Pandangan Ibnu Qoyyim al-Jauziyyah Tentang Keutamaan dan Kemuliaan llmu (Urgensi dan Kebutuhan Manusia Kepada llmu) Bagian Kelima Belas
Pandangan Ibnu Qoyyim al-Jauziyyah
Tentang Keutamaan dan Kemuliaan llmu
(Urgensi dan Kebutuhan Manusia Kepada llmu)
Bagian Kelima Belas
(Oleh: Dr.H.Sukarmawan,M.Pd.)
Pada
artikel Bagian Keempat belas mengenai “Pandangan Ibnu Qoyyim al-Jauziyyah Tentang Keutamaan
dan Kemuliaan llmu (Urgensi dan Kebutuhan Manusia Kepada llmu”, telah Penulis uraikan pandangan Ibnu Qayyim
al-Jauziyyah terkait keutamaan ilmu dan orang-orang
yang berilmu hanya pada sudut pandang yang kedelapan puluh sembilan hingga
sudut pandang kesembilan puluh.

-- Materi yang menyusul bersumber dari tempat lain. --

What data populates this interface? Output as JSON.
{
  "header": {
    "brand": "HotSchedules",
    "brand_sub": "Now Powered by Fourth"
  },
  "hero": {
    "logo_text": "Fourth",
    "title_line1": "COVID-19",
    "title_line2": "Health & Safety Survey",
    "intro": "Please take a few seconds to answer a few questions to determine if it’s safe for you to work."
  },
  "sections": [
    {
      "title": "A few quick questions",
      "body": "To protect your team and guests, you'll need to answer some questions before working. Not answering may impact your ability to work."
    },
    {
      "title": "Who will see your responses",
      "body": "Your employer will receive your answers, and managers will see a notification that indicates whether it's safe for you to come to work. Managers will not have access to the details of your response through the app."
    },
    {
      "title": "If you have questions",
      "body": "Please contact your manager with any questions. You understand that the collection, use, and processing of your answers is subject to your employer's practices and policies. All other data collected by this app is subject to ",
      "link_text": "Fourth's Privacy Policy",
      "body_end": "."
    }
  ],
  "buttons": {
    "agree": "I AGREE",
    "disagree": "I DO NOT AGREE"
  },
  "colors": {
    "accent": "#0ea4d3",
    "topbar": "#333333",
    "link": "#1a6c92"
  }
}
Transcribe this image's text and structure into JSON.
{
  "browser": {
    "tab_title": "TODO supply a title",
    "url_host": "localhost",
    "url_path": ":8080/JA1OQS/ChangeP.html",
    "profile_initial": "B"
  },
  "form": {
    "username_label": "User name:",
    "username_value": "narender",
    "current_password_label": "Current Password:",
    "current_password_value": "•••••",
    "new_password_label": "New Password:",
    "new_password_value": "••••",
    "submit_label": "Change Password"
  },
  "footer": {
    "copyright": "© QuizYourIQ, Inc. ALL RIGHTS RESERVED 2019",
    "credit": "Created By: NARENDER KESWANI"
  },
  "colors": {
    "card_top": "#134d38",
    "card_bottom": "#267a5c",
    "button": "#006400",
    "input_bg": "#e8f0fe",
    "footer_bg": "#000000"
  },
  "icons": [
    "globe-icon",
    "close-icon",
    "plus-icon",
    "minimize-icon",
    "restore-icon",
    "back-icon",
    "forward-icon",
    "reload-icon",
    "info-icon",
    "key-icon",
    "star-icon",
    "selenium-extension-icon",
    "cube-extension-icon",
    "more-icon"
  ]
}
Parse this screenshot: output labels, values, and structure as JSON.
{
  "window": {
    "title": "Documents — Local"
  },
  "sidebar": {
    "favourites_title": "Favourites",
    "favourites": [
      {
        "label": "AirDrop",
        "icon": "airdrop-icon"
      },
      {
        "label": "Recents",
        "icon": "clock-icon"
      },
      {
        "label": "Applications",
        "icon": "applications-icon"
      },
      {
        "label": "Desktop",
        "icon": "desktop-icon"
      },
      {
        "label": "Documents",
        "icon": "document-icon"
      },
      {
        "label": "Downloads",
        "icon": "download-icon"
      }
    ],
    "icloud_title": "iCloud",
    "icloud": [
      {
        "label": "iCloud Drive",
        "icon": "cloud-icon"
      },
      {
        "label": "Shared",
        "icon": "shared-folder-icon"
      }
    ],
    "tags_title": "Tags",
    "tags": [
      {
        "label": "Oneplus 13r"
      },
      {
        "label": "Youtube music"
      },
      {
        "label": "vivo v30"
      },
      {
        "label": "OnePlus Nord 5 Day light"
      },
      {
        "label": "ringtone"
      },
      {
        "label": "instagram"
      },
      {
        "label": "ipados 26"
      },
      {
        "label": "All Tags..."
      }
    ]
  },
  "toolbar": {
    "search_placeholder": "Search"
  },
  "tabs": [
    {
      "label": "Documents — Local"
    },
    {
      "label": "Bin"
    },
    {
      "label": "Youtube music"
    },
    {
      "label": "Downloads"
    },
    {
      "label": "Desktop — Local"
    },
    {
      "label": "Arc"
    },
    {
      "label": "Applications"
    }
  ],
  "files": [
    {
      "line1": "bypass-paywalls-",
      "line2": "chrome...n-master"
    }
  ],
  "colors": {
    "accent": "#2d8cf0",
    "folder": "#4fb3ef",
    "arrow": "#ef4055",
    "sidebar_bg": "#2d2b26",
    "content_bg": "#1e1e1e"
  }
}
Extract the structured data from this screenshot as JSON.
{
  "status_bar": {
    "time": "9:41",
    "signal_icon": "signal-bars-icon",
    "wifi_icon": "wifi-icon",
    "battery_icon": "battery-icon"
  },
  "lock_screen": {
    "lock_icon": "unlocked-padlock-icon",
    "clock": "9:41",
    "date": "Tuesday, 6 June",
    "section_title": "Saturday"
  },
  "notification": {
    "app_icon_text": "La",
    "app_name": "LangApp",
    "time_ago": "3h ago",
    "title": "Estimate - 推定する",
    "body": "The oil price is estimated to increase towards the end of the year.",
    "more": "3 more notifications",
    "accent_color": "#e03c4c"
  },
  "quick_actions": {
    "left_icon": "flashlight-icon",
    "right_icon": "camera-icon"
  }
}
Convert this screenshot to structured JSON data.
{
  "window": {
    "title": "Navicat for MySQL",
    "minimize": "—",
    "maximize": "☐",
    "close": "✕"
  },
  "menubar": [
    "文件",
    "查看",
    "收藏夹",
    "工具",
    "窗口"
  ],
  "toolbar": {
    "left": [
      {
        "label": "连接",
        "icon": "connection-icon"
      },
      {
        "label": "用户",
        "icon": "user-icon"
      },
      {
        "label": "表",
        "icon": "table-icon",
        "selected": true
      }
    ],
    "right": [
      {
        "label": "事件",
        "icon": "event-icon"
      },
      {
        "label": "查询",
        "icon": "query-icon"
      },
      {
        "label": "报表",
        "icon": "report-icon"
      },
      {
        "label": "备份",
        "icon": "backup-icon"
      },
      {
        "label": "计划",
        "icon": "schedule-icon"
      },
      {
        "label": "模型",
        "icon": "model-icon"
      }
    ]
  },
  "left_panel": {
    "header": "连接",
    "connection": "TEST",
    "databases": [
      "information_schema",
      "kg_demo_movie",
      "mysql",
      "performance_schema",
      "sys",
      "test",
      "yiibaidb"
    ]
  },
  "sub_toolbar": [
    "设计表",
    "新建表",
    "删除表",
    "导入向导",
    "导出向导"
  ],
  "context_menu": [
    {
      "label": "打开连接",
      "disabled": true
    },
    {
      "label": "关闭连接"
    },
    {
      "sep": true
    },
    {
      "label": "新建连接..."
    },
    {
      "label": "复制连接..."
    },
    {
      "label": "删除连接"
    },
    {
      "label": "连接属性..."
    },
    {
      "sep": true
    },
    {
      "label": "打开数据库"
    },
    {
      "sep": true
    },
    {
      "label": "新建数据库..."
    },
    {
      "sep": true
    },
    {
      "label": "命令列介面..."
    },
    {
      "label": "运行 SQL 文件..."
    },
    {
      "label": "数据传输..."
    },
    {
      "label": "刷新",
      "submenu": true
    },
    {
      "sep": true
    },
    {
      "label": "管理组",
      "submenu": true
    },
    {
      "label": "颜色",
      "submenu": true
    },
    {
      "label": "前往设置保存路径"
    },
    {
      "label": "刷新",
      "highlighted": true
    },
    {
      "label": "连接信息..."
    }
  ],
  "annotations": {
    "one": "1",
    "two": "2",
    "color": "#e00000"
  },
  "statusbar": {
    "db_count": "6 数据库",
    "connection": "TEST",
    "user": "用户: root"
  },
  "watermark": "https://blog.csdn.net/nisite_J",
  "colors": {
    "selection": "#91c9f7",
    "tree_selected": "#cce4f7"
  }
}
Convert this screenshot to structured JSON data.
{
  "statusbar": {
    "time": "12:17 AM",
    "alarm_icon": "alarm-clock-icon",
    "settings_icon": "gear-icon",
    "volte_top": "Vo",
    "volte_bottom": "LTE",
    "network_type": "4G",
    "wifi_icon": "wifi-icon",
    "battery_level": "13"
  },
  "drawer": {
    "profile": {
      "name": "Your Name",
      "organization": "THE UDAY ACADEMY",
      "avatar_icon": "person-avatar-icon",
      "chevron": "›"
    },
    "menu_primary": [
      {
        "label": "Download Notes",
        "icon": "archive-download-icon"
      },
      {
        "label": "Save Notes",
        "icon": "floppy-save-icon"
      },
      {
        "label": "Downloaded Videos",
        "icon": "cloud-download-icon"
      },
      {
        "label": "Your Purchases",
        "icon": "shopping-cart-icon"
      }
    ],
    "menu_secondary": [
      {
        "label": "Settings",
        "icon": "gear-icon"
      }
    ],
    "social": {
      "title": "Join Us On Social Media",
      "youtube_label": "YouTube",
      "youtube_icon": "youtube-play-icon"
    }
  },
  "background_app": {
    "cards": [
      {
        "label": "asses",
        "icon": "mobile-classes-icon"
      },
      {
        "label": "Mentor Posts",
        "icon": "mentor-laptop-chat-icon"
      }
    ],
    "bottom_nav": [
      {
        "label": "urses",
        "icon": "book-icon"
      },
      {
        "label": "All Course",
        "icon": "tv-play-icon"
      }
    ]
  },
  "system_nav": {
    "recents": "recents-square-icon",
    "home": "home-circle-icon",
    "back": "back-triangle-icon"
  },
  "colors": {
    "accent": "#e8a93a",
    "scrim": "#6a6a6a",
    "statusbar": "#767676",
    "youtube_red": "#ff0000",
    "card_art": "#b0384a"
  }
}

Berikutnya akan Penulis lanjutkan kembali
dengan kajian pada sudut pandang yang kesembilan puluh satu sampai sudut
pandang keseratus sepuluh, Berikut ini akan Penulis berikan ulasannya.
Sembilan
puluh satu. Sesungguhnya Ibnu Umar telah meriwayatkan
bahwa Nabi saw. pernah bersabda, sebagaimana yang telah diriwayatkan oleh Abu
Nu'aim dalam Hilyat al-Awliyaa' lewat jalur Humaid al-A'raj dari Abdullah bin
al-Harits dari Ibnu Mas'ud. Dan Ibnu Adi telah berkata bahwa hadits -hadits dari
Humaid bin al-A'raj dari Abdullah bin al-Harits dari Ibnu Mas'ud tidak benar
dan tidak ada yang mendukungnya dalam al-Kamil fidh-Dhu'afaa1 "Jika kalian lewat di taman surga, maka
berkelilinglah di sekitarnya." Mereka bertanya, "Apa itu taman surga
ya Rasulullah?" Rasul menjawab, "Halaqah zikir. Sesungguhnya Allah mempunyai
rombongan-rombongan malaikat yang mencari halaqah (majelis) zikir, mereka akan
datang kepada mereka dan masuk ke dalam barisan bersama mereka."
Salah
seorang Ulama Mekkah, Atha' bin Abi Rabah berpendapat bahwa yang dimaksud di
sini adalah majelis yang membahas hukum-hukum
Allah. Yaitu hukum halal-haram, cara membeli dan menjual, cara puasa, shalat,
bersedekah, menikah, mentalak dan berhakim sebagaimana yang disebutkan al-Khathib
dalam al-Faqih wa al-Mutafaqqih.
Sembilan
puluh dua. Sebagaimana yang telah diriwayatkan oleh al-Khathib
juga dari Ibnu Umar secara marfu', Beliau berkata"Majelis ilmu lebih baik daripada ibadah enam puluh tahun."
Sembilan
puluh tiga. Seperti halnya yang telah diriwayatkan oleh al-Baghdadi
dari Abdurrahman bin Auf secara marfu', "Fikh
(memahami agama) lebih baik daripada ibadah yang banyak." Status
marfu' hadits ini tidak dapat dibuktikan.
Sembilan
puluh empat. Sebagaimana yang diriwayatkan al-Baghdadi
dari Anas secara marfu', " ‘Seorang
faqih (orang yang memahami ilmu agama) lebih berat bagi setan untuk menggodanya
daripada ‘abid (ahli ibadah) yang tidak paham ilmu ibadah”. Hadits ini juga
diriwayatkan at-Tirmidzi dari Ruh bin Janah, dari Mujahid, dari Ibnu Abbas
secara marfu' dan dalam ketetapan keduanya sebagai hadits marfu' dipertanyakan.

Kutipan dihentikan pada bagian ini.